To me, this seems a little bit petty. Are we so insecure in our medical standing that we have to emphasize "physician" when we refer to our own profession? I suppose it is a little pathetic that this is even an issue. Nobody doubts that their surgeons or cardiologists are physicians. Heck even radiologists and dermatologists are assumed to be physicians without needing any verbal reinforcement. Have anesthesiologists fallen so far in the public conscience and esteem that we have to be in their face about our medical training?

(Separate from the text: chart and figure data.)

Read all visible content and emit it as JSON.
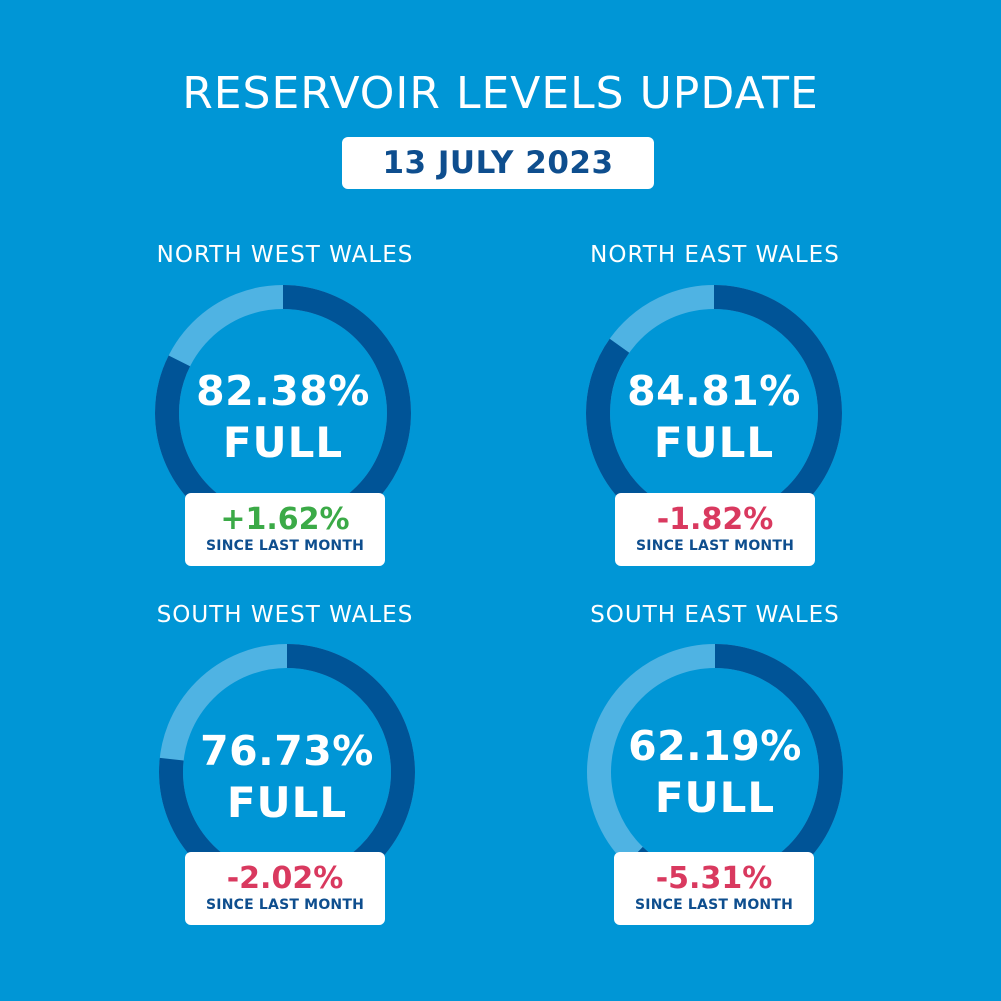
{
  "header": {
    "title": "RESERVOIR LEVELS UPDATE",
    "date": "13 JULY 2023"
  },
  "colors": {
    "background": "#0096d6",
    "ring_filled": "#005497",
    "ring_remaining": "#4fb3e3",
    "positive": "#3baa47",
    "negative": "#d9395f",
    "navy_text": "#0e4e8e"
  },
  "regions": [
    {
      "name": "NORTH WEST WALES",
      "percent_label": "82.38%",
      "full_label": "FULL",
      "change": "+1.62%",
      "since_label": "SINCE LAST MONTH",
      "direction": "up"
    },
    {
      "name": "NORTH EAST WALES",
      "percent_label": "84.81%",
      "full_label": "FULL",
      "change": "-1.82%",
      "since_label": "SINCE LAST MONTH",
      "direction": "down"
    },
    {
      "name": "SOUTH WEST WALES",
      "percent_label": "76.73%",
      "full_label": "FULL",
      "change": "-2.02%",
      "since_label": "SINCE LAST MONTH",
      "direction": "down"
    },
    {
      "name": "SOUTH EAST WALES",
      "percent_label": "62.19%",
      "full_label": "FULL",
      "change": "-5.31%",
      "since_label": "SINCE LAST MONTH",
      "direction": "down"
    }
  ],
  "chart_data": {
    "type": "pie",
    "title": "RESERVOIR LEVELS UPDATE",
    "subtitle": "13 JULY 2023",
    "categories": [
      "NORTH WEST WALES",
      "NORTH EAST WALES",
      "SOUTH WEST WALES",
      "SOUTH EAST WALES"
    ],
    "series": [
      {
        "name": "Percent full",
        "values": [
          82.38,
          84.81,
          76.73,
          62.19
        ]
      },
      {
        "name": "Change since last month",
        "values": [
          1.62,
          -1.82,
          -2.02,
          -5.31
        ]
      }
    ],
    "unit": "%",
    "layout": "2x2 grid of donut gauges, filled arc clockwise from top"
  }
}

In addition, "physician anesthesiologist" doesn't exactly roll off the tongue. Some people have shorthanded anesthesiologists to MDA. However, a few anesthesiologists found this term insulting as it assumes that the "A" can be anything besides a doctor. Also some of our colleagues are not MD's but instead graduated from osteopathic schools. I don't think they would appreciate being lumped in with MDA's, or even worse, be referred to as DOA's.
So the public relations war with CRNA's goes on. It's like the battle between iPhones and Android phones. Both function nearly identically with very little differentiation or proven advantages. To win the hearts and minds of patients, elaborate advertising campaigns need to be waged. Money that should be used for improving patient safety instead is being spent on wining and dining politicians and expensive advertisements. I just wished they had spent some of that money to come up with a catchier term than "physician anesthesiologist". How about the "dream team"? "Hello Mrs. Jones, I am your dream team for your surgery today." Doesn't that sound better?